Department of Internal Medicine, Yangming Branch, Taipei City Hospital, Taipei, Taiwan.
Department of Health Care Management, National Taipei University of Nursing and Health Sciences, Taipei, Taiwan.
Sci Rep. 2022 May 6;12(1):7477. doi: 10.1038/s41598-022-11586-x.
Studies to examine the impact of end-of-life (EOL) discussions on the utilization of life-sustaining treatments near death are limited and have inconsistent findings. This nationwide population-based cohort study determined the impact of EOL discussions on the utilization of life-sustaining treatments in the last three months of life in Taiwanese cancer patients. From 2012 to 2018, this cohort study included adult cancer patients, which were confirmed by pathohistological reports. Life-sustaining treatments during the last three months of life included cardiopulmonary resuscitation, intubation, and defibrillation. EOL discussions in cancer patients were confirmed by their medical records. Association of EOL discussions with utilization of life-sustaining treatments were assessed using multiple logistic regression. Of 381,207 patients, the mean age was 70.5 years and 19.4% of the subjects received life-sustaining treatments during the last three months of life. After adjusting for other covariates, those who underwent EOL discussions were less likely to receive life-sustaining treatments during the last three months of life compared to those who did not (Adjusted odds ratio [AOR] 0.87; 95% confidence interval [CI] 0.85-0.89). Considering the type of treatments, EOL discussions correlated with a lower likelihood of receiving cardiopulmonary resuscitation (AOR = 0.45, 95% CI 0.43-0.47), endotracheal intubation (AOR = 0.92, 95%CI 0.90-0.95), and defibrillation (AOR = 0.54, 95%CI 0.49-0.59). Since EOL discussions are associated with less aggressive care, our study supports the importance of providing these discussions to cancer patients during the EOL treatment.
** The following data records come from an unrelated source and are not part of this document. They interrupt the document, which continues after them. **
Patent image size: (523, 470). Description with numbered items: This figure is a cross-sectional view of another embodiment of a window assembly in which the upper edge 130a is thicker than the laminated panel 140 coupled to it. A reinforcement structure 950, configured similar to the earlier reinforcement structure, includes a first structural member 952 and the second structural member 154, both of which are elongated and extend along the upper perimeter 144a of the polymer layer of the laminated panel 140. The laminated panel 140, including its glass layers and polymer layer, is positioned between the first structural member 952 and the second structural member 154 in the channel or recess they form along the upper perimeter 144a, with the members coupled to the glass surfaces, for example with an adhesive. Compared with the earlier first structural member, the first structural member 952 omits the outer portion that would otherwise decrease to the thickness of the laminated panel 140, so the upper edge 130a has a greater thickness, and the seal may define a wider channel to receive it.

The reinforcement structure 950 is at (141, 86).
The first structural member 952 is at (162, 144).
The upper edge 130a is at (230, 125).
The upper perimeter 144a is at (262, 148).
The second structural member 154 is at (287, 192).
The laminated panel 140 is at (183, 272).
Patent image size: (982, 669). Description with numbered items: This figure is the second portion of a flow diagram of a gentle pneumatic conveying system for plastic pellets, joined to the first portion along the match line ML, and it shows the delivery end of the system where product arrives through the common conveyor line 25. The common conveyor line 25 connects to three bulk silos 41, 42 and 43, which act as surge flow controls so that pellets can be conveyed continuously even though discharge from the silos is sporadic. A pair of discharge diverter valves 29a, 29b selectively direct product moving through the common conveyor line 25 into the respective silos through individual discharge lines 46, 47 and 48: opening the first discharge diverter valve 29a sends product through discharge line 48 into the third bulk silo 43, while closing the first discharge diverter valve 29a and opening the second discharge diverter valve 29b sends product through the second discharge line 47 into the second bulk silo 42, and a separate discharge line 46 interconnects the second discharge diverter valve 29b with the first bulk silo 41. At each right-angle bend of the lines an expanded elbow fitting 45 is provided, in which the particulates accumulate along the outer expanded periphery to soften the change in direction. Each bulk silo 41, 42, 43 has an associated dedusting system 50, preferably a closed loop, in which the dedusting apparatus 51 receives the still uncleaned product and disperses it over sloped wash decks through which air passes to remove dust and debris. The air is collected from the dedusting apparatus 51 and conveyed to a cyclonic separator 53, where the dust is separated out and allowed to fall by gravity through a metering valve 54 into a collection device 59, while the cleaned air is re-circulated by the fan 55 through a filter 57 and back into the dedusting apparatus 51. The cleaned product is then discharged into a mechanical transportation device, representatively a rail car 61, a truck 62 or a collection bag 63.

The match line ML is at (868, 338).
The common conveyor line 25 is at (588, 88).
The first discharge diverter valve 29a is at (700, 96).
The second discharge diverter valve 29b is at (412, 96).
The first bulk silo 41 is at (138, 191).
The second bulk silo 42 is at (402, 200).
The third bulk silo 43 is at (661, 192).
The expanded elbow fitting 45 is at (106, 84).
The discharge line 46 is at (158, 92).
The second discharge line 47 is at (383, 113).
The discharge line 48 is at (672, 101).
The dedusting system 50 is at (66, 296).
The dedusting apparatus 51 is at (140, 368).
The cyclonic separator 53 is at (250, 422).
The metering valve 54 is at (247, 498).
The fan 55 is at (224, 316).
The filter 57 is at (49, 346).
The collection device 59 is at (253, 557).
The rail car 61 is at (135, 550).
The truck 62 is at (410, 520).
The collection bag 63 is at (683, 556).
研究考察了临终(EOL)讨论对临近死亡的生命维持治疗的利用的影响,但这些研究数量有限,且结果不一致。本项基于人群的全国性队列研究旨在确定临终讨论对台湾癌症患者生命末期生命维持治疗的利用的影响。2012 年至 2018 年,该队列研究纳入了经病理组织学报告确诊的成年癌症患者。生命末期的生命维持治疗包括心肺复苏、插管和除颤。癌症患者的 EOL 讨论由其病历确认。采用多因素逻辑回归评估 EOL 讨论与生命维持治疗的利用之间的关联。在 381207 例患者中,平均年龄为 70.5 岁,19.4%的患者在生命末期的最后三个月接受了生命维持治疗。在调整其他协变量后,与未进行 EOL 讨论的患者相比,进行 EOL 讨论的患者在生命末期的最后三个月接受生命维持治疗的可能性较低(调整后的优势比 [AOR] 0.87;95%置信区间 [CI] 0.85-0.89)。考虑到治疗类型,EOL 讨论与接受心肺复苏(AOR=0.45,95%CI 0.43-0.47)、气管插管(AOR=0.92,95%CI 0.90-0.95)和除颤(AOR=0.54,95%CI 0.49-0.59)的可能性降低相关。由于 EOL 讨论与不那么积极的治疗相关,我们的研究支持在 EOL 治疗期间向癌症患者提供这些讨论的重要性。